Einige wohlhabende Familien aus dem 17. Jh. liessen eine eigene Grabapelle errichten.
( F) Die berühmteste davon ist die der Familie P.P. Rubens in der Marienkapelle im östlichen Teil der Kirche, die 5 Jahre nach seinem Tod, um 1645, fertig gestellt wurde. Rubens wählte das Gemälde Unserer Lieben Frau von Heiligen umringt, kurz vor seinem Tod für seine Grabkapelle aus, ein Gemälde das aus rätselhaften Gründen niemals bei dem eigentlichen Auftraggeber ankam. Suchen Sie deshalb nicht nach Portraits seiner Verwandten noch von ihm selbst. Bei Rubens‘ Tod sagte ein Geistliche: “Jetzt ist er nach das Original von verschiedene schöne Gemälde denen er uns hintengelassen hat”.
( G) Die Mailänder Familie Carenna hatte St.-Carolus Borromäus von Mailand als Schutz-patron. Hier ist er als Schutzpatron der Pestkranken von Jaques (‚Jacob‘) Jordaens gemahlt.

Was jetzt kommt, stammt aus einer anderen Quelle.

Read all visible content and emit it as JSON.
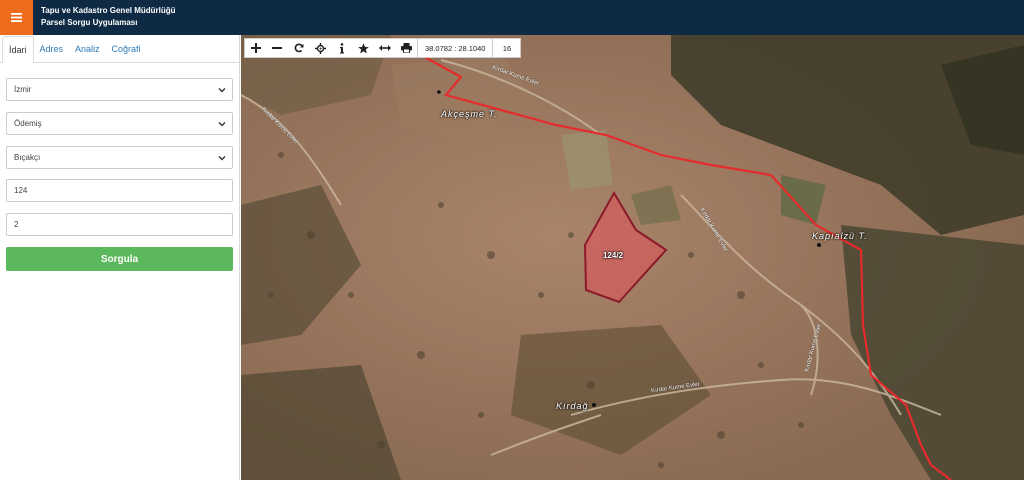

♦ ( Q) Kanzel (Lodewijk Willemssens, 1675) – Vier allegorische Frauenfiguren tragen den Kanzelkorb. Die Tugend des Glaubens wird flankiert von der Wahrheit und der Theologie. Der Glaube wird weiter gegeben durch Unterricht, z.B. durch Predigten. Fast ganz unter der Treppe versteckt hält die Instruktion uns einen Spiegel vor (von berühmten Vorbildern) mit dem Text: „Schauen Sie hier hinein und Sie werden weiser sein”. Die Frage, die sich stellt, ist dann auch: „An welchem Vorbild spiegele ich mich?”

 ( R) Von dem unterste Stock des Turmes lasset das große Orgel (Anneessens, 1884) sich in die Kirche hören.

 Papst Clemens XI gab den Kapitel in 1705 den Ehrenamen ‘renommiertes‘ und – wie Sie sich sicher vorstellen können – ist man hier immer noch stolz auf diese ‚renommiertes Kapitelkirche‘. Völlig beeindruckt von all dieser Schönheit und dem Reichtum sagte ein deutscher Besucher im 19. Jh., dass die St. Jakobskirche es „als die reichste Kirche der germanischen Länder verdient… in Venedig zu stehen“. Obwohl die chauvinistischen Antwerpener sich an diesem Kompliment sehr erfreuen, bevorzugen sie jedoch ihren St. Jakob hier zu behalten.